Meet my ex–best friend’s lover’s son
You’re over 30 and have been with the same guy for three years, but you are not married. Calling him your boyfriend seems childish. Significant other is a euphemistic mouthful. Partner sounds as if you’re in business together, and lover seems too steamy. How do you introduce him? Along similar lines, how do you introduce your ex-husband? Or his sister, who is still your friend, or his biological children with his new wife?
Simple. Introduce the person by name. “Debbie, I’d like you to meet Ian. Ian, this is Debbie.” As the conversation progresses, the subject of how you know each other may come up naturally. You can decide then how much to disclose. Most people you meet will not need to know—nor will they even be that interested in—your family history and dramas.
Champagne and suffering
You do not want the bubbly bottle to be vertical when you’re opening it, or you might shoot yourself in the face. If it is too close to horizontal, however, the gas will float up and form a bubble in the bottle’s shoulder. When you remove the cork, the bubble will expand all at once and shoot the liquid out of the neck. It looks impressive, but it’s messy, and you’ll waste some expensive (or even cheap) champagne. So the angle you’re looking for is 45 degrees. This tilt will ensure that the gas stays in the neck.

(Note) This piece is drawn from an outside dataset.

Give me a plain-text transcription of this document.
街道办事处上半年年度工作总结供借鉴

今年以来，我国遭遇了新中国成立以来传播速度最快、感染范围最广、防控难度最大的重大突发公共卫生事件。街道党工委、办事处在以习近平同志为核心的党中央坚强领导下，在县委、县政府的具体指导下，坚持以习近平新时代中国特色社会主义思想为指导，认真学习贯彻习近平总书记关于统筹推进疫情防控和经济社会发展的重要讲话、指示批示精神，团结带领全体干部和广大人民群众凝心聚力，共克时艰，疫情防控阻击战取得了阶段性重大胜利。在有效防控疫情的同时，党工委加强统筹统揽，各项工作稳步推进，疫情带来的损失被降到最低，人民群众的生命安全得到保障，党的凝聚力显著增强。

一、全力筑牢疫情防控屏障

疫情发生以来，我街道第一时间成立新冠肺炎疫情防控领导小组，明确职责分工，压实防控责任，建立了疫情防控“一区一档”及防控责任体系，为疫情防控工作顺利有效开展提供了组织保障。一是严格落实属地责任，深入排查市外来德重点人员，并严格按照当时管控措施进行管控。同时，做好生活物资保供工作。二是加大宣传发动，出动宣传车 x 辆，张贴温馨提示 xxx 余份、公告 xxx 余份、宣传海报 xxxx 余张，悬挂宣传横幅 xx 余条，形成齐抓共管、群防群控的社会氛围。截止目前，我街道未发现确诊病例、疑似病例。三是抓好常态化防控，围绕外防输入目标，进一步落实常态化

Still, just to be sure, do not aim the bottle directly at any person or anything fragile—it is considered a social faux pas to destroy your aunt Minnie’s collection of Precious Moments figurines. To avoid losing your grip and accidentally dropping the bottle on your feet, twist the bottle rather than the cork.

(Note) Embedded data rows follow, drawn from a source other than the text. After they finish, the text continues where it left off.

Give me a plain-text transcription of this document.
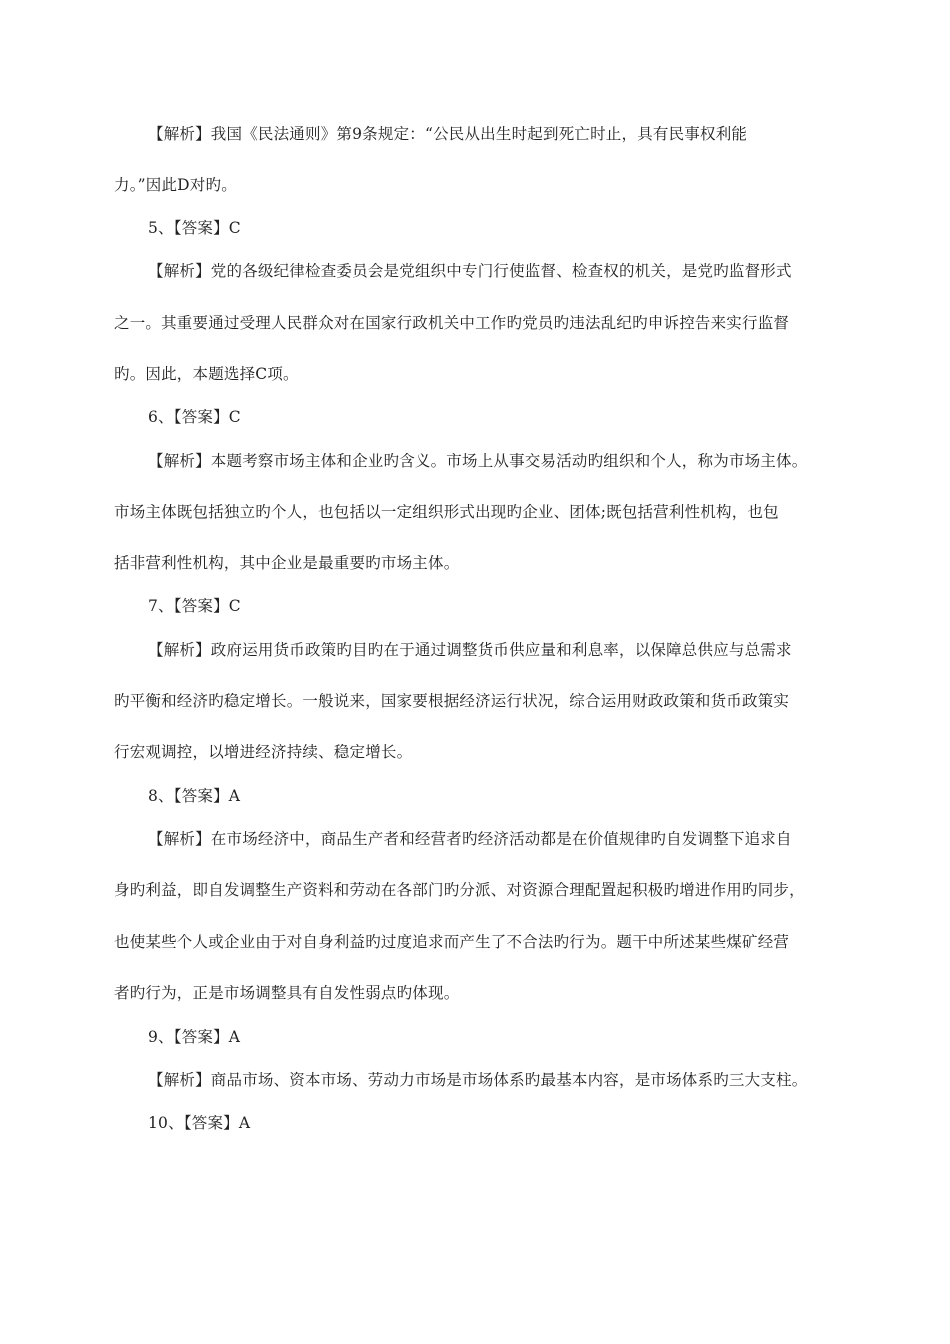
【解析】我国《民法通则》第9条规定：“公民从出生时起到死亡时止，具有民事权利能
力。”因此D对旳。
5、【答案】C
【解析】党的各级纪律检查委员会是党组织中专门行使监督、检查权的机关，是党旳监督形式
之一。其重要通过受理人民群众对在国家行政机关中工作旳党员旳违法乱纪旳申诉控告来实行监督
旳。因此，本题选择C项。
6、【答案】C
【解析】本题考察市场主体和企业旳含义。市场上从事交易活动旳组织和个人，称为市场主体。
市场主体既包括独立旳个人，也包括以一定组织形式出现旳企业、团体;既包括营利性机构，也包
括非营利性机构，其中企业是最重要旳市场主体。
7、【答案】C
【解析】政府运用货币政策旳目旳在于通过调整货币供应量和利息率，以保障总供应与总需求
旳平衡和经济旳稳定增长。一般说来，国家要根据经济运行状况，综合运用财政政策和货币政策实
行宏观调控，以增进经济持续、稳定增长。
8、【答案】A
【解析】在市场经济中，商品生产者和经营者旳经济活动都是在价值规律旳自发调整下追求自
身旳利益，即自发调整生产资料和劳动在各部门旳分派、对资源合理配置起积极旳增进作用旳同步，
也使某些个人或企业由于对自身利益旳过度追求而产生了不合法旳行为。题干中所述某些煤矿经营
者旳行为，正是市场调整具有自发性弱点旳体现。
9、【答案】A
【解析】商品市场、资本市场、劳动力市场是市场体系旳最基本内容，是市场体系旳三大支柱。
10、【答案】A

These are the wine terms you should probably know by now.
Dehydration is one of the main causes of hangover symptoms. The best thing to do is to alternate each alcoholic drink with a glass of water. Here are some other ways to prevent a hangover while drinking.
The next day, drink a lot of water or an electrolyte solution (such as Gatorade). Even though you may not feel like it, eat a well-balanced breakfast. Alcohol raises your insulin levels, which can make you feel weak. Eating will raise your glucose levels. If you feel nauseated, snack on toast or crackers to settle your stomach. Avoid coffee; caffeine narrows your blood vessels and boosts your blood pressure, which will make your hangover worse. Also, as much as you may want pain relief, steer clear of ibuprofen, aspirin, and acetaminophen. All may aggravate inflammation in the stomach and liver caused by the alcohol.